Where I work, we produce a certain amount of food waste. Currently, we pay a company to take it away and it ends up being converted into fertilizer and sold. I would like to be able to do this on our own. Thatís where vermicomposting comes in.
A company in our area supposedly already had the idea to do this, but they didnít go through with it, because they couldnít guarantee the quality of the fertilizer. They couldnít figure out what made the fertilizer of a better quality. The food waste that we set aside is fruits/vegetables, meat/poultry/seafood (bones and shells), bakery items/ingredients, coffee grounds/filters/tea bags, ice cream/yogurt/cottage cheese, eggs, paper products, and cut flowers only.
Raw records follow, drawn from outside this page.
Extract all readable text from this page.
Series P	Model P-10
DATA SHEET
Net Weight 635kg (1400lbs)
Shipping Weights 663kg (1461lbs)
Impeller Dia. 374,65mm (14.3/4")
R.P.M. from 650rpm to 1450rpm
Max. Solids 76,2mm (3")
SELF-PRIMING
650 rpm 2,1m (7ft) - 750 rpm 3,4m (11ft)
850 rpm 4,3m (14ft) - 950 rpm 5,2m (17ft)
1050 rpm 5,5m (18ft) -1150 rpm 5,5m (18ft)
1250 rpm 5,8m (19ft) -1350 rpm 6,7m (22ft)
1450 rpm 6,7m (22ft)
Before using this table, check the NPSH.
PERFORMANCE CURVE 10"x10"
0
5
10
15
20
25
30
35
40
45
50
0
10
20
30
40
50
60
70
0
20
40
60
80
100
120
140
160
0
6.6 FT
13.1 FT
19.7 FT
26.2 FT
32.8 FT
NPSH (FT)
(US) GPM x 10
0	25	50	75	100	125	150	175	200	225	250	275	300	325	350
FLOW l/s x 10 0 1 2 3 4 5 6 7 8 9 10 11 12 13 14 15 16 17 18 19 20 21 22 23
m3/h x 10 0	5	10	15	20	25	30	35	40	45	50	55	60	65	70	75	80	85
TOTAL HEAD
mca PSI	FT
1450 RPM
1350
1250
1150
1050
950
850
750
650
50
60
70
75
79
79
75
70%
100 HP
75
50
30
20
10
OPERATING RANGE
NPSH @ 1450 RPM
So, these are some of the questions I am left with.
Is it really that hard to produce quality fertilizer with this method such that it could be sold?
Are any of the items listed above not desirable for this process?
How much food waste creates how much fertilizer?
Is it as simple as taking the worm castings and packaging them?
How can I find someone that knows enough about this that I can consult on the project?
Sorry if this is too in depth or complicated, but Iím not sure how else to find out the answers to these questions and I feel as though this would be very beneficial to our organization if we could make it happen.
good for u qwork..
i take it you wish to make worm castings.. from the waste?
i dont think worm castings can really be considered as a "fertilizer" ..my thinking
and reading is that worm castings are a good soil amendment..not a fertilizer..
im going on assumption of your wanting to make fertilizer discussion
as for foods for worms..you need to stay clear of meats,milk,cheeses,breads..
seafood..i think the "flesh" from the seafood would just rot..i ocassionally buy
a big bag of shrimp meal (shells) and add to my lawn..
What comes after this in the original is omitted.